Fab Fermanagh: Is this Northern Ireland's best-kept secret?
Year of Food & Drink 2016
From delicious cafés to domes under the stars, Lorraine Courtney says Fermanagh makes a super short break.
Set the mood
Fancy seeing the heavenly bodies peppering Fermanagh's ink-black skies from one of Ireland's quirkiest new hotel rooms (above)?
I spent a January night counting shooting stars in the middle of a Fermanagh woodland - and all while snuggled under the duvet. Designed by Belleek's Ronan Lowery, Finn Lough's transparent domes are very snazzy with four-poster beds crafted from local oak, a Nespresso machine, two cosy armchairs, fluffy robes and a telescope for gazing at the stars.
The domes are open all year, but January to March give the clearest views of the Milky Way. The resort has plenty of outdoorsy activities like learning bush craft, airsofting and kayaking if you want to leave your bubble too.
Each woman's breakfast is her own. Invade that space with your opinions and expect plenty of disagreement. I very much recommend the Enniskillen butchery run by Pat O'Doherty (blackbacon.com).
It's home to Fermanagh black bacon, a robust, delicious cure with a 100-year history. Smoking is done over turf and all the pigs roam as if wild on an island farm in Lough Erne. The bacons are produced traditionally, using free-range or high-welfare, slower-grown pork and no water/polyphosphate filler injections, the cause of the nasty white fluid that leaches from low-grade bacon in the frying pan.
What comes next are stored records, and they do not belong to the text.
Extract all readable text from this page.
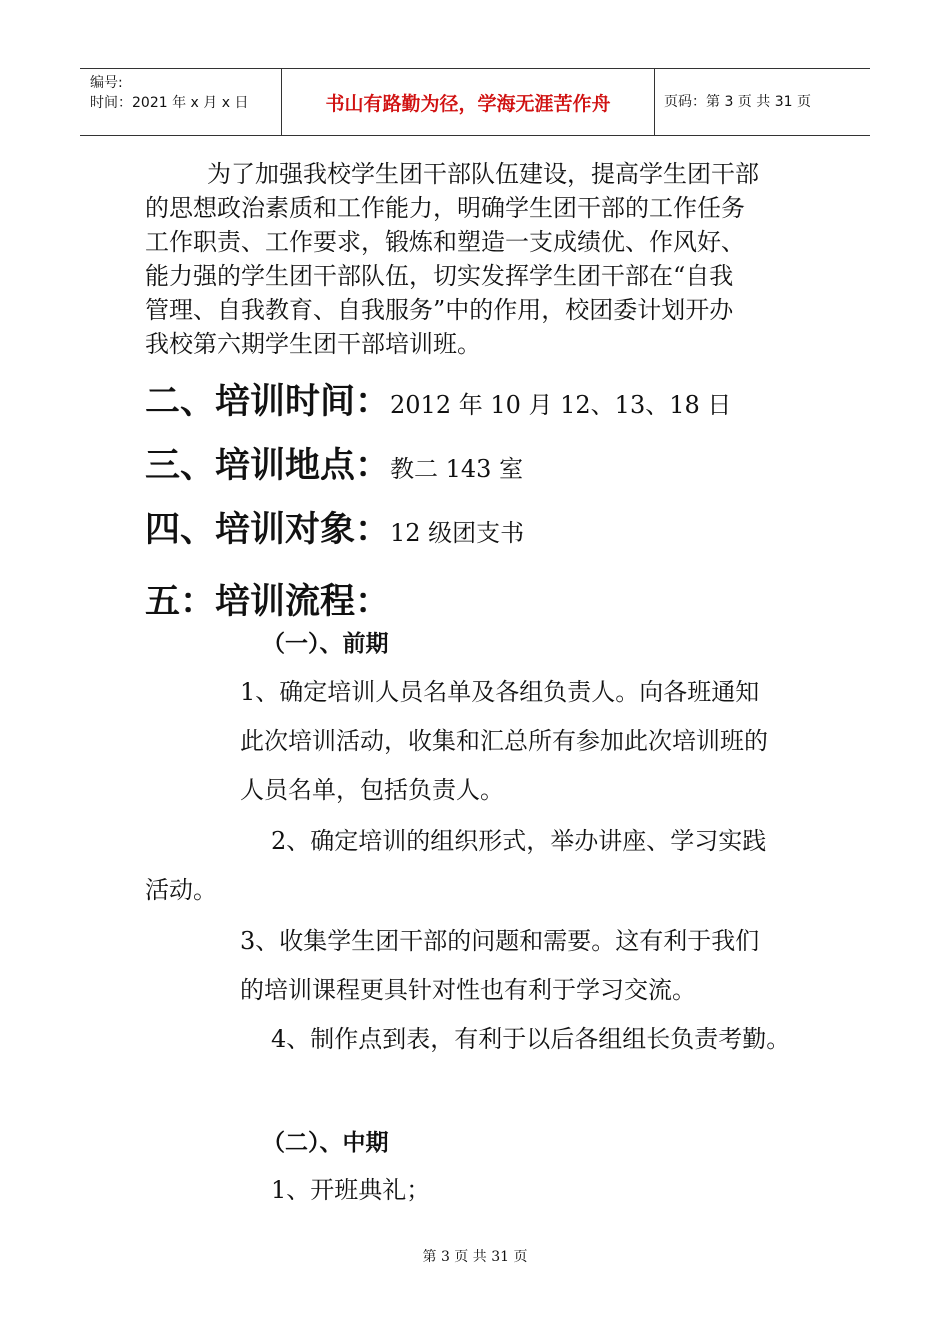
编号:
时间：2021 年 x 月 x 日	书山有路勤为径，学海无涯苦作舟	页码：第 3 页 共 31 页
为了加强我校学生团干部队伍建设，提高学生团干部
的思想政治素质和工作能力，明确学生团干部的工作任务
工作职责、工作要求，锻炼和塑造一支成绩优、作风好、
能力强的学生团干部队伍，切实发挥学生团干部在“自我
管理、自我教育、自我服务”中的作用，校团委计划开办
我校第六期学生团干部培训班。
二、培训时间：2012 年 10 月 12、13、18 日
三、培训地点：教二 143 室
四、培训对象：12 级团支书
五：培训流程：
（一）、前期
1、确定培训人员名单及各组负责人。向各班通知
此次培训活动，收集和汇总所有参加此次培训班的
人员名单，包括负责人。
2、确定培训的组织形式，举办讲座、学习实践
活动。
3、收集学生团干部的问题和需要。这有利于我们
的培训课程更具针对性也有利于学习交流。
4、制作点到表，有利于以后各组组长负责考勤。
（二）、中期
1、开班典礼；
第 3 页 共 31 页
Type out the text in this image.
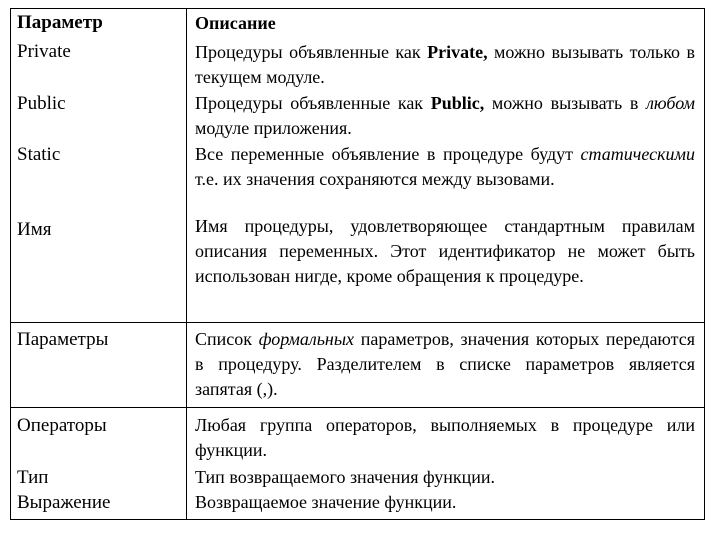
Параметр	Описание
Private	Процедуры объявленные как Private, можно вызывать только в текущем модуле.
Public	Процедуры объявленные как Public, можно вызывать в любом модуле приложения.
Static	Все переменные объявление в процедуре будут статическими т.е. их значения сохраняются между вызовами.
Имя	Имя процедуры, удовлетворяющее стандартным правилам описания переменных. Этот идентификатор не может быть использован нигде, кроме обращения к процедуре.
Параметры	Список формальных параметров, значения которых передаются в процедуру. Разделителем в списке параметров является запятая (,).
Операторы	Любая группа операторов, выполняемых в процедуре или функции.
Тип	Тип возвращаемого значения функции.
Выражение	Возвращаемое значение функции.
Visitors can arrange a trip out to see the pigs on their Inishcorkish home, too.
My favourite discovery was the diminutive but ever so mystical Caldragh cemetery on Boa Island. It's inexplicably home to Pagan stone carvings, including the back-to-back Janus figure (pictured).
A hollow between the two faces may have held offerings or simply human blood, pick your own theory. The nearby Lusty mana is smaller, but an equally enigmatic sculpture and was imported from Lustymore island in 1939. Fairy trees add to the atmosphere - the pre-Christian figures inspired Seamus Heaney to write January God.
Where else can you get a short back and sides while learning about steam travel? Headhunters Barber Shop and Railway Museum in Enniskillen (headhuntersmuseum.com) does exactly what it says on the tin.
Entrance is free; haircuts optional.
The aptly-named Jolly Sandwich café (thejollysandwichbar.co.uk) is a buzzy Enniskillen tearoom where just walking in the door will make you smile. Watch the world go by from the window seats, or settle at a dinky table for two - naturally, the sandwiches (from £2.50/€3.20) are scrumptious (I had the hot gammon), but there's much more besides. Mother and daughter Hazel and Carina are gifted bakers.
Fermanagh might be just over the border but you will still be charged roaming rates on your phone. If you don't want to do the full digital detox, check rates with your operator first or ensure your accommodation has Wi-Fi.
Get me there
Doubles at Finn Lough (finnlough.com) start from £175/€225.
Enniskillen's bus station is super central. Ulsterbus and Bus Éireann services run to/from Belfast (£12/€15, two hours, hourly Monday to Saturday, two on Sunday) and Dublin (€20, two-and-a-half hours, eight daily).
If you're driving take the M3 and N3 from Dublin. It's 161km and takes around two and a half hours. See discovernorthernireland.com.